- Born: June 6, 1927 Yongkang, Zhejiang, China
- Died: January 29, 2019 (aged 91) Shanghai, China
- Education: Zhejiang University
- Scientific career
- Fields: Neuropharmacology
- Institutions: Shanghai Institute of Materia Medica, Chinese Academy of Sciences (SIMM, CAS)

Chinese name
- Traditional Chinese: 金國章
- Simplified Chinese: 金国章

Standard Mandarin
- Hanyu Pinyin: Jīn Guózhāng

= Jin Guozhang =

Chinese pharmacologist and psychopathologist (1927–2019)

Jin Guozhang (金國章 (金国章); 6 June 1927 – 29 January 2019) was a Chinese pharmacologist and psychopathologist. He is considered as a pioneer of modernizing traditional Chinese medicine.

==Biography==
Jin was born on June 6 1927 in Yongkang, Zhejiang, China. He studied at the Department of Pharmacy, School of Sciences, Zhejiang University. He later became a researcher at the Shanghai Institute of Materia Medica, Chinese Academy of Sciences (SIMM, CAS). He also served as a professor at the School of Pharmacy, Fudan University in Shanghai. Jin was elected an academician of the CAS in 2001.

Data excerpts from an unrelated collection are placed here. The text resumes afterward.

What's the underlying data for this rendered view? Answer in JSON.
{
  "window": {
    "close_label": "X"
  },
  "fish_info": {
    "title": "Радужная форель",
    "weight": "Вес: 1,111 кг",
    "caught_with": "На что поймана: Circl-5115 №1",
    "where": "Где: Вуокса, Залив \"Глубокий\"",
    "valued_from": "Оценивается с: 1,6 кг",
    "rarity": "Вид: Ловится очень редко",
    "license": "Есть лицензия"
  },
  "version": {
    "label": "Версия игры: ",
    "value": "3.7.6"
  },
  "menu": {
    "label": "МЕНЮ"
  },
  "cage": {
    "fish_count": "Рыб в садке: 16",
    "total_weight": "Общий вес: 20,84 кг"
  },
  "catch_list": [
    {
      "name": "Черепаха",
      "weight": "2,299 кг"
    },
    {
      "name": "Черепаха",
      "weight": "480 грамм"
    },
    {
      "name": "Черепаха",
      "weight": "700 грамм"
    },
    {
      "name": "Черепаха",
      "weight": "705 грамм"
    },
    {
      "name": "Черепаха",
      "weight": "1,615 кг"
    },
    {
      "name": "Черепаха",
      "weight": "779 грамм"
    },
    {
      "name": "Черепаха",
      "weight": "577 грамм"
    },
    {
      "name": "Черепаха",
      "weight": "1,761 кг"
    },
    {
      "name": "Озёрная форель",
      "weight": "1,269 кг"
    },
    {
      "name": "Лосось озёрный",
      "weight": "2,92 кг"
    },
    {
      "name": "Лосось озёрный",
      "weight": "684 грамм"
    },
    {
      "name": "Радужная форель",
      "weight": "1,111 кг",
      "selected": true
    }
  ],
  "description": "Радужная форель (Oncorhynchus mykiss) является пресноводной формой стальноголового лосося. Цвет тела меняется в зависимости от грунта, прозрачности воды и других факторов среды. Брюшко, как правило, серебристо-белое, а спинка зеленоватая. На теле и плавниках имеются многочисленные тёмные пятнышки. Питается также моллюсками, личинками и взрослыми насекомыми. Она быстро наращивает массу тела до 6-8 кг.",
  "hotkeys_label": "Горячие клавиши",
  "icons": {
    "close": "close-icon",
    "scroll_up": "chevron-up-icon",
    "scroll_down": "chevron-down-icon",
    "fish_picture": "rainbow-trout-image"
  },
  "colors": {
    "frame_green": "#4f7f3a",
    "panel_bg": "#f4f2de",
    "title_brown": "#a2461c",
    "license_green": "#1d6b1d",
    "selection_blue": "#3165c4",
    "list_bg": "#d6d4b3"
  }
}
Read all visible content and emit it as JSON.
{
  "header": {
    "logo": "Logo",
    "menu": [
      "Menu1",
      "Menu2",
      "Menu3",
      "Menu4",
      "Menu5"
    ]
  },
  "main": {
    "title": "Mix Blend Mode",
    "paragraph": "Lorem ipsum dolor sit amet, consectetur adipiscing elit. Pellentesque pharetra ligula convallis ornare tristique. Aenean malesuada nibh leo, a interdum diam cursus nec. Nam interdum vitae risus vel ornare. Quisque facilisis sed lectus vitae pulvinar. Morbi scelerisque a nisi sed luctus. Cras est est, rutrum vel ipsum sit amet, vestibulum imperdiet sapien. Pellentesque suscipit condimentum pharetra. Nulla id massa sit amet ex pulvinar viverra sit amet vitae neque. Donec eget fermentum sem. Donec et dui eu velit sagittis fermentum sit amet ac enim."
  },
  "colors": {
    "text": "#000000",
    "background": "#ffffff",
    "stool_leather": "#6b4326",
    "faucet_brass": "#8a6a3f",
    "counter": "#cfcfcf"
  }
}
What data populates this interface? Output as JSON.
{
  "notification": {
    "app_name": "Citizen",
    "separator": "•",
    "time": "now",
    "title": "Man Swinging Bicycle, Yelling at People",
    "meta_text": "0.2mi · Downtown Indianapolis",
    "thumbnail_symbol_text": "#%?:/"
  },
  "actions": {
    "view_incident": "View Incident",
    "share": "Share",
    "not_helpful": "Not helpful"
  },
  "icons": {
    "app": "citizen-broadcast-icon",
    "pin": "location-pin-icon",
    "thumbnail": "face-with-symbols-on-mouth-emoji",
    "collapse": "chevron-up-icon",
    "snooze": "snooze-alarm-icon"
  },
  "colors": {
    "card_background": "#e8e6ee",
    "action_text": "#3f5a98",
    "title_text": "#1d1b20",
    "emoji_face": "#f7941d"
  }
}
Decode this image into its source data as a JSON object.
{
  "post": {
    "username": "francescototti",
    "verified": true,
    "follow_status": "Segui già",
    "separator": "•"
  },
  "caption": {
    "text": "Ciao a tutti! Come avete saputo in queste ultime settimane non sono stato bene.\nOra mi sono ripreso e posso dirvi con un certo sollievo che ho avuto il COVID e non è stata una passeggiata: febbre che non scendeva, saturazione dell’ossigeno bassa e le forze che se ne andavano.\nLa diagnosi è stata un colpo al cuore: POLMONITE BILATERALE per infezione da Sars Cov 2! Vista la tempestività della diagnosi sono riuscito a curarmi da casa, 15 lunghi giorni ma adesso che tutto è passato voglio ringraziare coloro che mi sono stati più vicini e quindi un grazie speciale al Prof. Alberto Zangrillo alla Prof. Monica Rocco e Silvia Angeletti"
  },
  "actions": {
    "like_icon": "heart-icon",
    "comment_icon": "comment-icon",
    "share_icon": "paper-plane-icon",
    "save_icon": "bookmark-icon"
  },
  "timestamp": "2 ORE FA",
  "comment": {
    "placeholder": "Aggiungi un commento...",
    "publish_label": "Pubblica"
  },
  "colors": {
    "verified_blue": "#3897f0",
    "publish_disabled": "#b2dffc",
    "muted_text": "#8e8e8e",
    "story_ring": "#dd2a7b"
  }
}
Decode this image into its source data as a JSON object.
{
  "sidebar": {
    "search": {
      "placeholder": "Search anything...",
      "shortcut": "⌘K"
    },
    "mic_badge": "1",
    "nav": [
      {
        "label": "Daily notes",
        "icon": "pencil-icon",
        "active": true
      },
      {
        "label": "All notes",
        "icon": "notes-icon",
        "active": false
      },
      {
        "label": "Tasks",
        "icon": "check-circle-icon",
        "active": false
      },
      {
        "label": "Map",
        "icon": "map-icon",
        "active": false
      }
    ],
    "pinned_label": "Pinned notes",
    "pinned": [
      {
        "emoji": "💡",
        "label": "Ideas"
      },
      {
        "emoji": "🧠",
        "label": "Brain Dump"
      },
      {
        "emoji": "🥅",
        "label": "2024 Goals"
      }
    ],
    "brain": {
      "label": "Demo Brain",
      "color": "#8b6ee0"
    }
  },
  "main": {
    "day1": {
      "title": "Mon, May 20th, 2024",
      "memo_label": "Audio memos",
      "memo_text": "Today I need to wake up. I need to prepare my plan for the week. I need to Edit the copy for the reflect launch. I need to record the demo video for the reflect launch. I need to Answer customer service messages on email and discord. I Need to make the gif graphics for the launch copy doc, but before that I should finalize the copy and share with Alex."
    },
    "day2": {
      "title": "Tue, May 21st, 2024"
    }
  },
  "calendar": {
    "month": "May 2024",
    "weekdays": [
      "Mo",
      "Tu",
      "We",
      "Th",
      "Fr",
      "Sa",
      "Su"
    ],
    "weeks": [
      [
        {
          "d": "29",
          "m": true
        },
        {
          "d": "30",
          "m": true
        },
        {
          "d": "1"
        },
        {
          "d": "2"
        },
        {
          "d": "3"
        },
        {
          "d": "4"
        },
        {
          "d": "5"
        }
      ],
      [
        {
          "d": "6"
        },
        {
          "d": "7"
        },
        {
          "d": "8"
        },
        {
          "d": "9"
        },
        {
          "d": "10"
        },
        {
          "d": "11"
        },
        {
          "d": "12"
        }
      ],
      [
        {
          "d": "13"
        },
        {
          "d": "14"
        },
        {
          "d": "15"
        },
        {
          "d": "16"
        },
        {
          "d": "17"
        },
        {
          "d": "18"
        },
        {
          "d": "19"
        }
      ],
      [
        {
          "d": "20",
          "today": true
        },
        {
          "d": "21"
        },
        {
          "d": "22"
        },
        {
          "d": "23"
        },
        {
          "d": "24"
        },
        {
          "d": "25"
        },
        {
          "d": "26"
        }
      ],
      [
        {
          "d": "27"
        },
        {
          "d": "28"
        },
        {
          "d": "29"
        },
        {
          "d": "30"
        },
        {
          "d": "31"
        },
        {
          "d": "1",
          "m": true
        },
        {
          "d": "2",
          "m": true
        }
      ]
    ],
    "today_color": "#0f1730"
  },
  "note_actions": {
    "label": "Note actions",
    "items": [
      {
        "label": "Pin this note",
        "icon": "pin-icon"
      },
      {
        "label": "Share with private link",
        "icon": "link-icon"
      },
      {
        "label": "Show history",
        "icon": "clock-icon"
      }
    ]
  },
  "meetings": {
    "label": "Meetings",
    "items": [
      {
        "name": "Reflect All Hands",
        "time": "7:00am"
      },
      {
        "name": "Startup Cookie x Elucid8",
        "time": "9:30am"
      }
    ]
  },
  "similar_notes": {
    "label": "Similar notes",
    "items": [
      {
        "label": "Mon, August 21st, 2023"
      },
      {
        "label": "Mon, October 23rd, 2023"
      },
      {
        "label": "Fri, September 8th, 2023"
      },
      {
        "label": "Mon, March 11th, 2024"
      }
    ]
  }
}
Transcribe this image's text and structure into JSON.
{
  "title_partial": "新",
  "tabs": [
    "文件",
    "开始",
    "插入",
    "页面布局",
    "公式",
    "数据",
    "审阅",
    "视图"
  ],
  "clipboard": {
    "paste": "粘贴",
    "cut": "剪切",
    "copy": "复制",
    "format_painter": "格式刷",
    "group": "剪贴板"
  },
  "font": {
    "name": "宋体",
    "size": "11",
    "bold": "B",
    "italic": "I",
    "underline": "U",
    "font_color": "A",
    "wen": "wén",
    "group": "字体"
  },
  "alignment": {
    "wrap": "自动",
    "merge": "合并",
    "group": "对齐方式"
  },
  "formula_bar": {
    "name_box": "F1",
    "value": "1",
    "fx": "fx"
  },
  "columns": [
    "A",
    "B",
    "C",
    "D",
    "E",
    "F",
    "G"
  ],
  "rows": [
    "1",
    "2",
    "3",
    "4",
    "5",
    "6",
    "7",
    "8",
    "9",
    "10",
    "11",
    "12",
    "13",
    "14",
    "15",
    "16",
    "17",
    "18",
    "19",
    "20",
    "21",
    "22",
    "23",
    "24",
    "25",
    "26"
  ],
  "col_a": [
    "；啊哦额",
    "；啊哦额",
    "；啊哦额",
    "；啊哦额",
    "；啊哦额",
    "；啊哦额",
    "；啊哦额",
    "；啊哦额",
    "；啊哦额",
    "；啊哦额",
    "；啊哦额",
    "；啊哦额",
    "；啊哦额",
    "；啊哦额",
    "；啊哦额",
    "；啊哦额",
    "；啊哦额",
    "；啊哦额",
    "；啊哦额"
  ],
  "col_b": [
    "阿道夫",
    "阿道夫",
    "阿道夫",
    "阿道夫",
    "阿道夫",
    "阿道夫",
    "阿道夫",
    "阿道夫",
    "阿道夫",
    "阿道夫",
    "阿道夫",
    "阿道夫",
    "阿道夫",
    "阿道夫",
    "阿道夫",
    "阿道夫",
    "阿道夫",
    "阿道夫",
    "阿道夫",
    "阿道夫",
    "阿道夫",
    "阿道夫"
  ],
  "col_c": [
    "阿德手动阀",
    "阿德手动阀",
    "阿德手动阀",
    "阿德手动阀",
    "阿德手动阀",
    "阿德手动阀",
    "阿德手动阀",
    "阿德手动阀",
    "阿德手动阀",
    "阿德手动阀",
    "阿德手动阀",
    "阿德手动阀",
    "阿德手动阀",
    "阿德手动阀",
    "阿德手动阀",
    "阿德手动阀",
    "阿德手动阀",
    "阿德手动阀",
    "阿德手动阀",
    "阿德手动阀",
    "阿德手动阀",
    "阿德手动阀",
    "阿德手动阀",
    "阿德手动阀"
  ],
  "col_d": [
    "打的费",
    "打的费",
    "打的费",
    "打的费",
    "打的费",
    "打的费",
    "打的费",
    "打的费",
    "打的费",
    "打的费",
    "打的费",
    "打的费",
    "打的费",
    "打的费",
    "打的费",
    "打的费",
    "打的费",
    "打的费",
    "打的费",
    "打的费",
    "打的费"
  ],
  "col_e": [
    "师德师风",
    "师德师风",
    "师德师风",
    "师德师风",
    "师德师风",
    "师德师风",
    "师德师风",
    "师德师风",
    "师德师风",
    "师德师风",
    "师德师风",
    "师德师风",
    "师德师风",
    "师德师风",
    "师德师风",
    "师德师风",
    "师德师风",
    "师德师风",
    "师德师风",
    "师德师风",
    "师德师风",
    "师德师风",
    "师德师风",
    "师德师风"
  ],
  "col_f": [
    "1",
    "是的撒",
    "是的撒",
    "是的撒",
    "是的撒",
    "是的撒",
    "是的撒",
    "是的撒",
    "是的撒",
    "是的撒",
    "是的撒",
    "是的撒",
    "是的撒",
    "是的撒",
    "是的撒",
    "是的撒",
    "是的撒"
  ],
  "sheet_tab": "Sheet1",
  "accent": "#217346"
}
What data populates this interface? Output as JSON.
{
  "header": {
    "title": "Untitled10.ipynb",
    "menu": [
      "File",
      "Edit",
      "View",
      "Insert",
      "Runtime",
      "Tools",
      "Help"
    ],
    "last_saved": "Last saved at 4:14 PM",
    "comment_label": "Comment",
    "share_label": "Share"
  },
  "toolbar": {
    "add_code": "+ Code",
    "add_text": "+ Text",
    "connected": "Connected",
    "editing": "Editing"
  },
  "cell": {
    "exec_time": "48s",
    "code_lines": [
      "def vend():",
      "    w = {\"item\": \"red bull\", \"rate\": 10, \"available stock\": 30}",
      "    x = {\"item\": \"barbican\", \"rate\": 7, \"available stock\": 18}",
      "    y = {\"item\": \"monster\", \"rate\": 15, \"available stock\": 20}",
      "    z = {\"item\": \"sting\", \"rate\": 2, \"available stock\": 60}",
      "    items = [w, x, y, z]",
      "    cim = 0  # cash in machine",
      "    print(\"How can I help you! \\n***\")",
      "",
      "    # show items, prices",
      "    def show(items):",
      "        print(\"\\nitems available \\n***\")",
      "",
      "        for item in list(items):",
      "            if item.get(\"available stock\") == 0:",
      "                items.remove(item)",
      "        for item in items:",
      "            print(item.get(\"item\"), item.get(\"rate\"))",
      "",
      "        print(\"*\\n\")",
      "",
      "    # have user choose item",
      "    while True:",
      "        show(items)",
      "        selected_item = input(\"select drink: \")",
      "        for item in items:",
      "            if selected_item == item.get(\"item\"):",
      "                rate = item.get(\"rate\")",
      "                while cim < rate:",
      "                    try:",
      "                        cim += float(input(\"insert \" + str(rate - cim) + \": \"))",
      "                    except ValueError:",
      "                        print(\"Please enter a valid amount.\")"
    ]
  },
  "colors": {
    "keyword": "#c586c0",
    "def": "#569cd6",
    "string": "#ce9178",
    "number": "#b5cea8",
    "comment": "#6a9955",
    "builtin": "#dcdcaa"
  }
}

Jin systematically studied the Chinese traditional medicines, their ingredients and compositions. He also identified several important effective ingredients and their pharmacological approaches for some traditional medicines. Jin also holds several patents of Chinese medicines. He won the Ho Leung Ho Lee Prize in 2002.

Jin died on 29 January 2019 in Shanghai, at the age of 91.